Diagnosing Procedural Failure
My prompt:
Generate a short story about a low-level technician who thinks of herself as a cultural anthropologist conducting an informal participant observation study within her organisation.
She has recently become interested in David Graeber's work. Include multiple essayistic digressions (not labelled as such) inspired by her reading.
Primary focus: diagnosing pathologies of workplace culture, investigating specific procedural failures
Assume: individual targeting, weaponised gossip, epistemic injustice
Setting: Berlin, 2024. The setting should feel integral to the narrative rather than merely incidental.
No dialogue. No tortured metaphors. Prioritise readability and flow.
Should work as a coherent piece of fiction.
Stylistic models: Philip Roth and John Updike
—
Responses: Claude Sonnet 4.5, GPT 5.2 Thinking
I asked ChatGPT, Claude and Gemini to critically assess the linked stories using this article by Sam Kriss as a thematic guide.
-
Assessments of Claude Sonnet 4.5’s “The Participant Observer”
GPT 5.2 Thinking: “As an answer to the original prompt, it’s competent and often effective. As a piece of fiction in a Roth/Updike register, it’s too frictionless—and, per your thematic guide, it carries several of the modern ‘AI house voice’ fingerprints (especially the em-dash + ‘not X but Y’ engine) that make prose feel composed rather than lived.”
Claude Sonnet 4.5: “The story succeeds primarily because it stays concrete and resists AI's tendency toward vaporous profundity.
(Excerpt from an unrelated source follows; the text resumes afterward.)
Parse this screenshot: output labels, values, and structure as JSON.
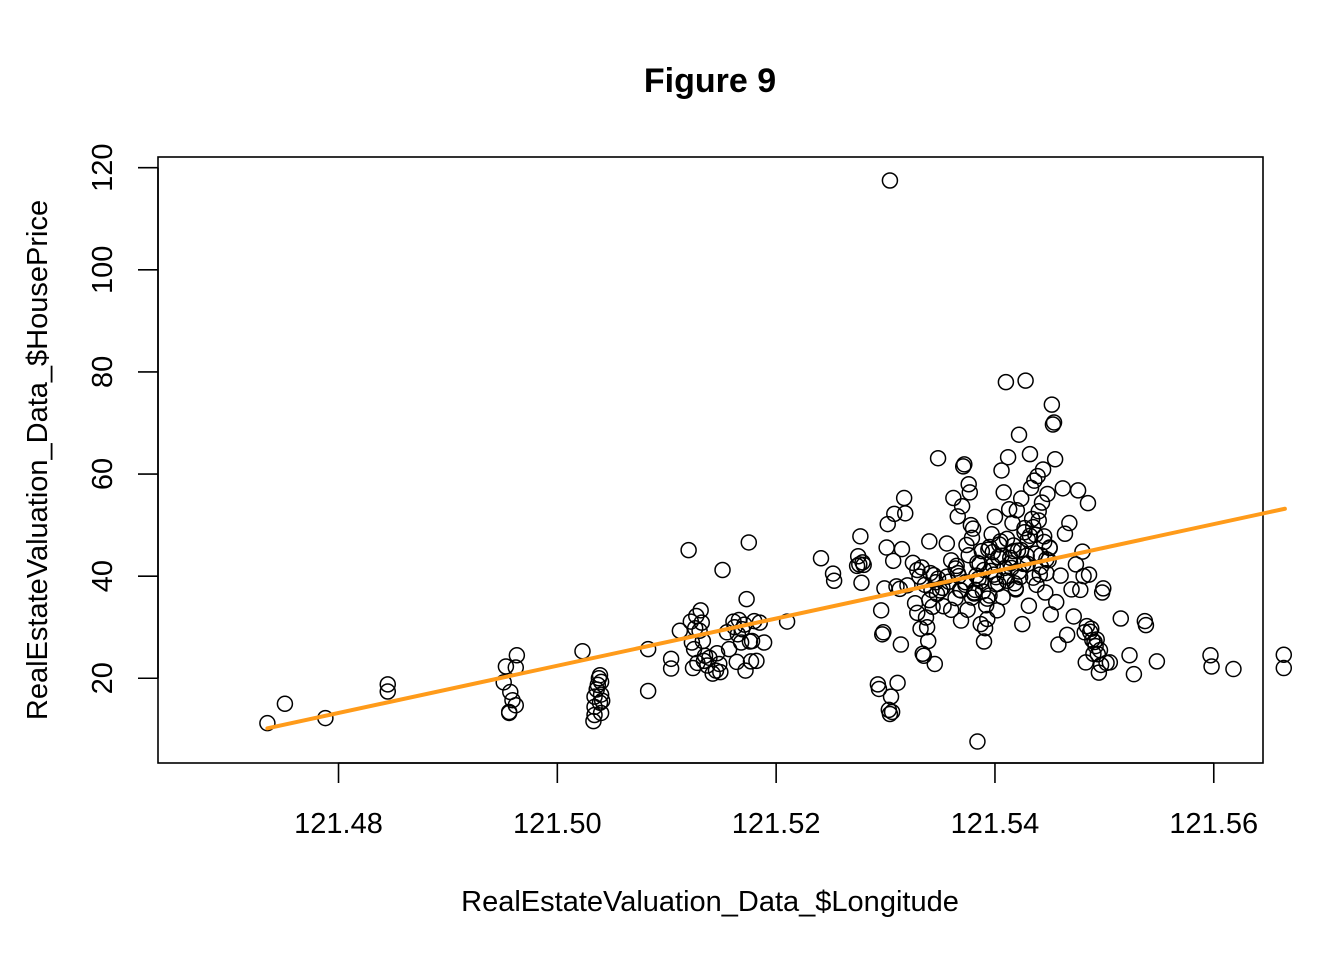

But the prompt's request for ‘essayistic digressions inspired by reading Graeber’ may have inadvertently encouraged exactly the kind of pre-digested theoretical pronouncements that AI excels at producing.”
Gemini 3 Pro: “The story is a competent piece of ‘sleek and precise’ prose, yet it fails to capture the specific stylistic models requested (Roth and Updike). Instead, it falls victim to several of the exact ‘telltale signs" Kriss identifies as the ‘bizarre prose of the machine’. While it successfully avoids the most egregious vocabulary traps (like ‘delve’ or ‘tapestry’), it heavily relies on the structural tics—specifically the ‘Not X, but Y’ construction and the obsession with em dashes—that Kriss flags as the signature of the ‘Omniwriter’.”
-
Assessments of GPT-5.2 Thinking’s “Runbook for a Berlin Institute”
GPT 5.2 Thinking: “It’s a strong ‘workplace culture diagnosis’ essay-fiction hybrid, but it’s still too rhetorically upholstered and too morally symmetrical to feel like Roth/Updike—or like a single, irreplaceable person telling you what happened.”
Claude Sonnet 4.5: “This is high-quality AI writing that has successfully studied and avoided the crude markers of its predecessors. It reads like competent literary fiction and would likely pass undetected in many contexts. But it lacks the essential quality the kriss.txt article points to: the ‘small, strange way’ that genuinely human observation connects disparate experiences through lived reality rather than statistical correlation. It's not that it's bad—it's that it's executing a template for ‘literary fiction about workplace pathology’ rather than discovering that story through the messy process of actually writing it.”
Gemini 3 Pro: “While the story is stylistically cohesive and follows the prompt's negative constraints (no tortured metaphors), it confirms Kriss's central thesis: ‘Once, there were many writers, and many different styles. Now, increasingly, one uncredited author turns out essentially everything’.”